Native to Mediterranean, Asia and Africa regions, olives are grown all over the world for medicinal and culinary uses. The olive requires a long hot growing season for proper ripening, but that doesn't mean that the trees can't be grown in cooler climates. It is important to know that olive trees can't live in temperatures below 12 degrees Fahrenheit, and the fruit may be damaged at 28 degrees Fahrenheit. Choosing the right variety for cooler weather is crucial.
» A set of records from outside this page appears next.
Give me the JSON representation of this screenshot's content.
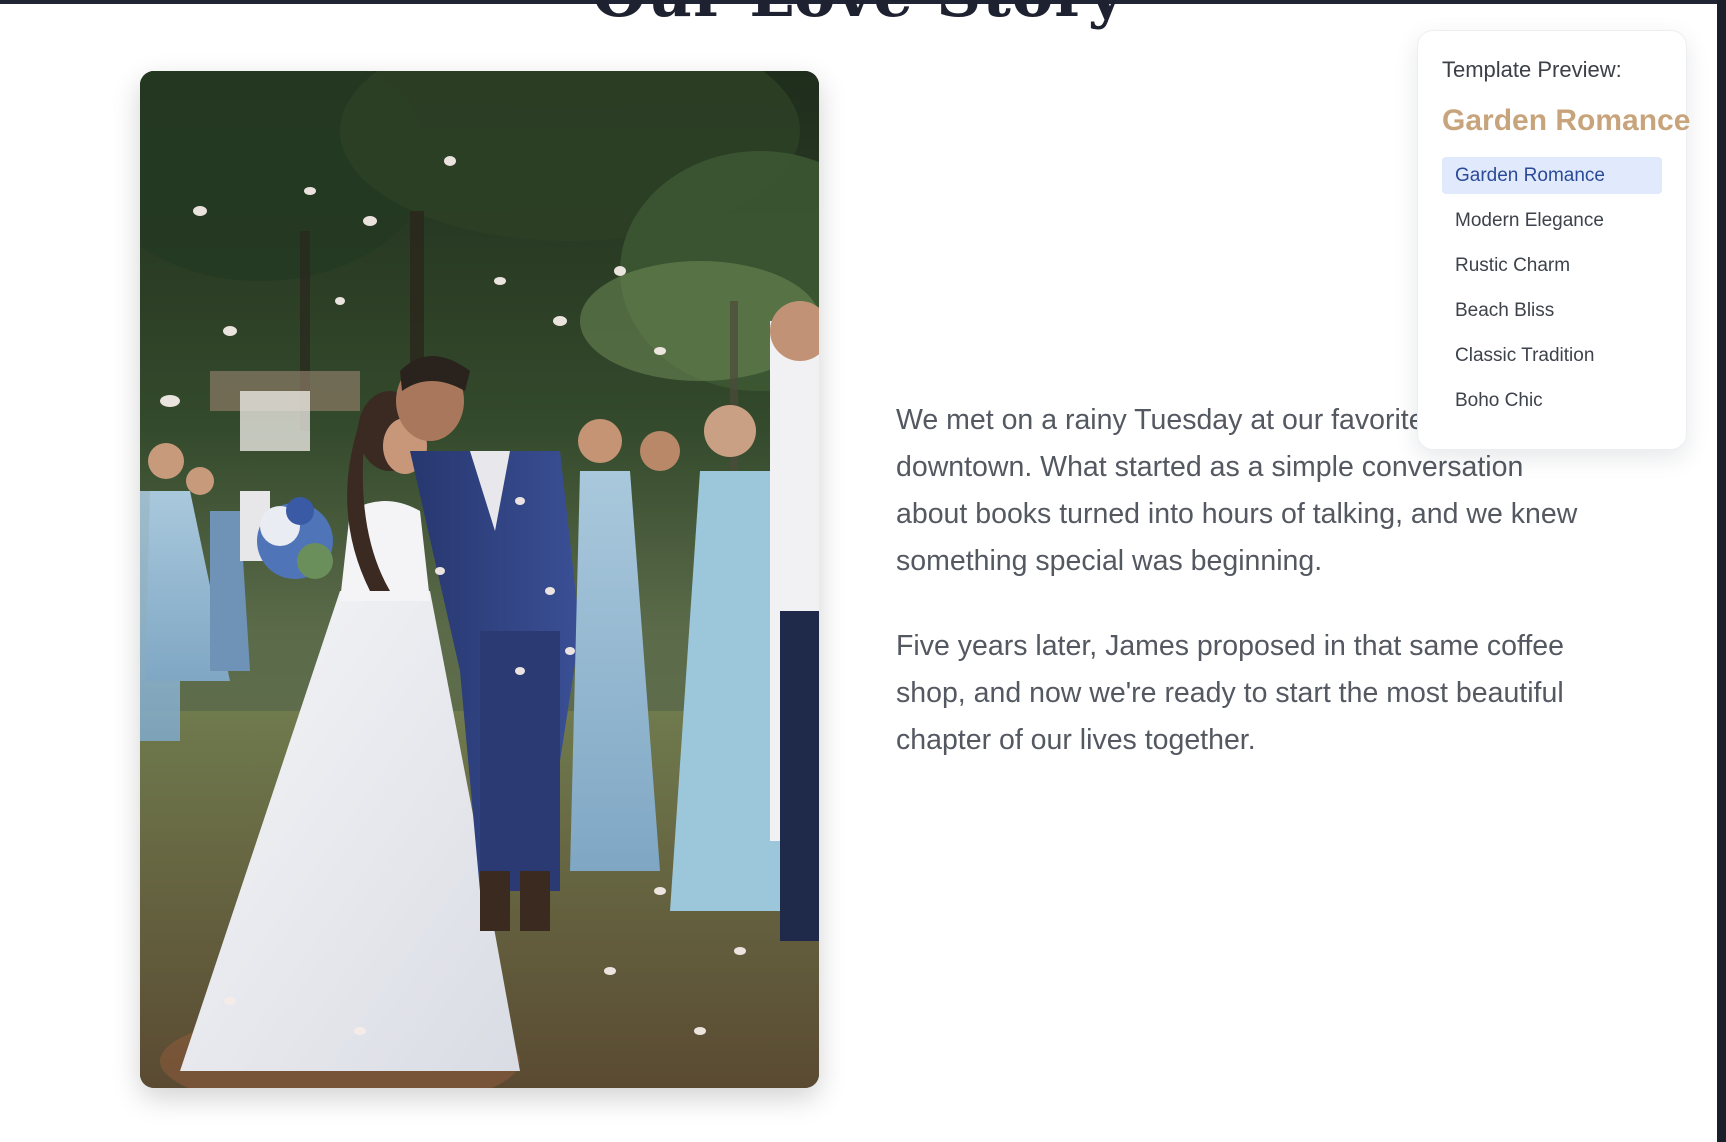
{
  "section": {
    "title": "Our Love Story"
  },
  "photo": {
    "alt": "Bride and groom kissing under falling petals"
  },
  "story": {
    "paragraphs": [
      "We met on a rainy Tuesday at our favorite coffee shop downtown. What started as a simple conversation about books turned into hours of talking, and we knew something special was beginning.",
      "Five years later, James proposed in that same coffee shop, and now we're ready to start the most beautiful chapter of our lives together."
    ]
  },
  "template_preview": {
    "label": "Template Preview:",
    "current": "Garden Romance",
    "options": [
      "Garden Romance",
      "Modern Elegance",
      "Rustic Charm",
      "Beach Bliss",
      "Classic Tradition",
      "Boho Chic"
    ],
    "selected_option": "Garden Romance"
  },
  "colors": {
    "accent": "#c8a47c",
    "selected_bg": "#e1eafc",
    "selected_text": "#2b4a97",
    "heading": "#1e2230"
  }
}
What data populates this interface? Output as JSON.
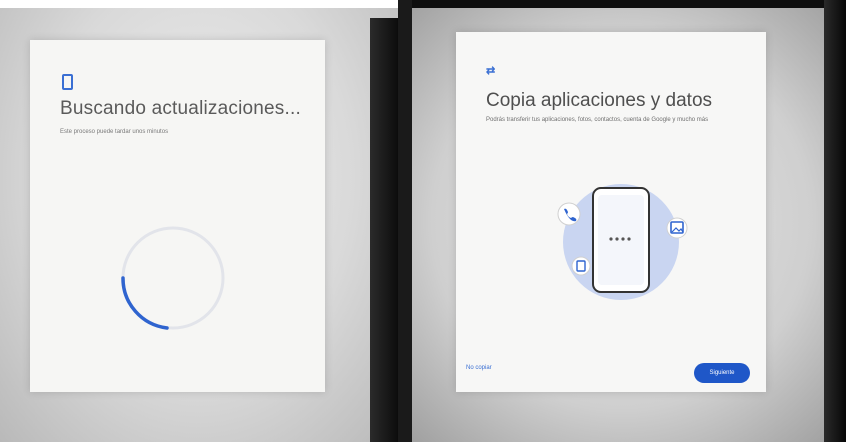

Mission olives get their name from the region where they are grown: MIssion, California. This medium-sized, oval-shaped olive has a color ranging from deep violet to black. This olive tree can survive cooler temperatures better than many cultivars, with fast-growing branches that become very heavy with fruit during ripening seasons. The bitter-tasting olive has meaty flesh and is ideal for making olive oil and pickling.
Ascolano olive trees are known for their twisted and gnarled branches with bright green leaves. This tree can grow very large, but the olives have a surprisingly delicate flavor. This olive tree variety is the most cold-tolerant of all Tuscan cultivars, but you must be careful during harvest as the fruit bruises easily. When ripe, the Ascolano olives are green, slightly sweet and with tender flesh. Ascolano olives are best for producing a light dainty olive oil.
This olive tree variety is one of the most cold-tolerant varieties, and can also adapt to several types of climates, not just cooler ones. Arbequina is a fairly small tree, growing only to about 15 feet tall. On the bright side, it bears large, meaty fruit after only three years. Originally from Spain, these olives can be eaten raw, cured or pressed for olive oil.